Der christliche Glaube als reflektierte Erfahrung by Jana Huisgen;

Der christliche Glaube als reflektierte Erfahrung by Jana Huisgen;

Autor:Jana Huisgen;
Format: epub
Herausgeber: Peter Lang Copyright AG


3.6.3. Die Bestimmung der schlechthinnigen Abhängigkeit von Gott als Ursprung der Freiheit im Weltverhältnis

Aufgrund seines Interesses an der Betrachtung des Spannungsfelds von Reformation und Neuzeit, das für die gesamte Theologie Ebeling charakteristisch ist,355 gelangt Ebeling über die Relation von Abhängigkeit und Freiheit zu der Verhältnisbestimmung der Theologie Luthers und Schleiermachers. Als eine grundlegende Motivation seiner Auseinandersetzung mit Schleiermacher bezeichnet Ebeling immerhin selbst die Notwendigkeit der „Rechenschaft darüber […], wie im Anschluß an die Reformation Theologie nach der Aufklärung zu verantworten sei.“356

Sein Interesse an einer vergleichenden Betrachtung der Theologie Luthers und Schleiermachers ist bereits in der Vorlesung von 1968 erkennbar. Die zentrale These der später erschienenen Lutherstudie entwickelt Ebeling bereits hier.
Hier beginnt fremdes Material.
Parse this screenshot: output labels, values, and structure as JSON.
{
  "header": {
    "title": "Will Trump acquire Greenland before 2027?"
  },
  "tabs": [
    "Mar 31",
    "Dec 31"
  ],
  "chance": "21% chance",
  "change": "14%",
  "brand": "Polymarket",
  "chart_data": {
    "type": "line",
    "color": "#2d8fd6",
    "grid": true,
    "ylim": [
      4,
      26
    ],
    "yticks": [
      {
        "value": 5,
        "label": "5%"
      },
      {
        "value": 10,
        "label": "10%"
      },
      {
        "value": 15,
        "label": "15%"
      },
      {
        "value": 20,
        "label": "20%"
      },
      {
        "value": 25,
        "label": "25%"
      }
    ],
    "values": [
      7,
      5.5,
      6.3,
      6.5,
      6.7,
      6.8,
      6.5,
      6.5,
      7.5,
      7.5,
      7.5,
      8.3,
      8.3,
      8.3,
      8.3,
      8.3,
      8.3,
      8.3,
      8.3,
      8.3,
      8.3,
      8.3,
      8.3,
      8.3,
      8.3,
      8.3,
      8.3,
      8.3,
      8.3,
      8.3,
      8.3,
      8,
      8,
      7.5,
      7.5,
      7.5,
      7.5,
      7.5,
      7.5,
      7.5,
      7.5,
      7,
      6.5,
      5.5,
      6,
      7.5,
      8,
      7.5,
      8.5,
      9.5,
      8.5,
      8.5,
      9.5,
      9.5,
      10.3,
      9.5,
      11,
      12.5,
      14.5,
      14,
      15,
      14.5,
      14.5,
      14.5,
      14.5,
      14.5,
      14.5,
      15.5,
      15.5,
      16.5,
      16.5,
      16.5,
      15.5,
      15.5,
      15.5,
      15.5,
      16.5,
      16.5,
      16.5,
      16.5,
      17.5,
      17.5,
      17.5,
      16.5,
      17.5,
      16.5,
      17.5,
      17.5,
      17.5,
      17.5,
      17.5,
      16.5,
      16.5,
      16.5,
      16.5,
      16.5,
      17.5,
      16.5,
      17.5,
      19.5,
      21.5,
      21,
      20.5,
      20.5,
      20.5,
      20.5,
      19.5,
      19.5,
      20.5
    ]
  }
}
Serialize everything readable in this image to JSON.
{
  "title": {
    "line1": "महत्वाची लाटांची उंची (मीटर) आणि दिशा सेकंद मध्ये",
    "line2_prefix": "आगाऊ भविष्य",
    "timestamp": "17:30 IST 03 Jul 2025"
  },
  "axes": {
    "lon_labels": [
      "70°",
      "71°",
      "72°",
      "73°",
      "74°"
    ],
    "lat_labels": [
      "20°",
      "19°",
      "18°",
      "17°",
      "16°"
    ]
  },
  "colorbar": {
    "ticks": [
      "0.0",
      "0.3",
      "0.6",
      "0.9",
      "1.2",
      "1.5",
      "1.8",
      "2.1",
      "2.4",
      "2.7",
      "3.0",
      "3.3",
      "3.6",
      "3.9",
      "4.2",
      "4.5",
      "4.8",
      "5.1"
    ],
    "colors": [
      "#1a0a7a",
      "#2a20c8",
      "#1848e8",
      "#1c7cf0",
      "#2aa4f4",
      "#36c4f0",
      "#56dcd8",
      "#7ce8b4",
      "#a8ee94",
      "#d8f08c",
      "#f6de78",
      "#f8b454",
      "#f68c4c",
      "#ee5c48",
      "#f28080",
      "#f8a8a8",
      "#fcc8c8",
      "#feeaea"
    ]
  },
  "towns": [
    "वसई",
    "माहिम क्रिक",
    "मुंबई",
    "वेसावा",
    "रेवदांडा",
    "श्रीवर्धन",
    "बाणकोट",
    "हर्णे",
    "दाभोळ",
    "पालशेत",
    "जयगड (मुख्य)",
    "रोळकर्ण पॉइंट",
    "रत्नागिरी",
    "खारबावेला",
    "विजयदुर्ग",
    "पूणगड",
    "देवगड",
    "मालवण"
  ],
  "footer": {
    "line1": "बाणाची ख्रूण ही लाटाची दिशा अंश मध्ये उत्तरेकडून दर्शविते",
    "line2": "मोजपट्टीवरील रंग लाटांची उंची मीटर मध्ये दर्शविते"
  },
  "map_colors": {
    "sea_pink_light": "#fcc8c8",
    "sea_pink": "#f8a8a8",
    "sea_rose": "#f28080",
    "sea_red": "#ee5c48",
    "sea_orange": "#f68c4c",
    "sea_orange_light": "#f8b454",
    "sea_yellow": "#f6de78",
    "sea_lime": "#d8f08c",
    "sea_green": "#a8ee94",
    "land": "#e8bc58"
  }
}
Er erläutert, dass er in der Abgrenzung der Theologie von Metaphysik und Moral eine entscheidende Parallele zwischen Luther und Schleiermacher erkennt, insofern sich Schleiermacher in der Bemühung, das Wesen der Frömmigkeit durch die Unterscheidung von Metaphysik und Moral zur Reinheit zu bringen auffallend mit Luthers Abgrenzung der Sache der Theologie von Metaphysik und Moral berührt.357

In einem der letzten Vorlesungskapitel im Kontext der Analyse des ersten Abschnitts des materialen Teils der Glaubenslehre erläutert Ebeling die formale Struktur des schlechthinnigen Abhängigkeitsgefühls in seiner ←125 | 126→Dreidimensionalität als Selbstbewusstsein, Gottesbewusstsein und Weltbewusstsein.358 Im Zusammenhang der Relationsbestimmung von Schleiermachers Begriff der schlechthinnigen Abhängigkeit und der partiellen Freiheit und Abhängigkeit des Menschen im Weltbezug kommt er hier zu der Deutung, dass „die Herrschaft der schlechthinnigen Abhängigkeit in den konkreten Lebensmomenten […] den Menschen erst in den wahren Stand der Freiheit der Welt gegenüber versetzt.“359 Diese Deutung der Gottesbeziehung als Grund der Freiheit und Abhängigkeit zugleich wird Ebeling zufolge auch bei Luther geltend gemacht, indem „die strikte Betonung des servum arbitrium Gott gegenüber […] nicht die relative Freiheit des Menschen im Umgang mit der Welt aus[schließt], sondern auch nach Luther „die Bejahung der Alleinwirksamkeit Gottes zum Heil ein Weltverständnis“ eröffnet, „das die Freiheit Signatur des Christentums sein lässt.“360 Der freie Wille des Menschen ist Ebeling zufolge im Denken Luthers und Schleiermachers so zu verstehen, dass er dem Menschen mit seinem Dasein als „animal rationale“ gegeben ist.361 Dieser freie Wille werde jedoch zu einem „versklavten Willen pervertiert“, insofern der Mensch darauf angelegt ist, ihn gegen Gott zum Einsatz zu bringen.362 Da Gott jedoch nicht als Gegenstand des menschlichen Handelns definiert werden könne und der freie Wille dogmatisch so definiert werden müsse, dass er in der göttlichen Ursächlichkeit gründet, resultiert aus seiner Verwendung gegen Gott, dass der Mensch in Widerspruch zu sich selbst tritt.363 Luther und Schleiermacher haben dieses Problem Ebeling zufolge dadurch gelöst, dass sie den Grund der Freiheit im Gewissen (Luther) und im Gefühl (Schleiermacher) verortet haben. Die Anerkennung der Abhängigkeit von Gott, die so zu verstehen ist, dass das Dasein in Gott gründet, ist Ebeling zufolge sowohl bei Schleiermacher als auch bei Luther als Grund der Gewissheit zu verstehen, die sich von der Gewissheit des Verstandes unterscheidet: „Was dem Leben Gewißheit verleiht, ist im Unterschied zum Wissen des Verstandes und zum Tun der Hand etwas, was unmittelbar das Herz berührt“ und den Glaubenden zur Freiheit bemächtigt.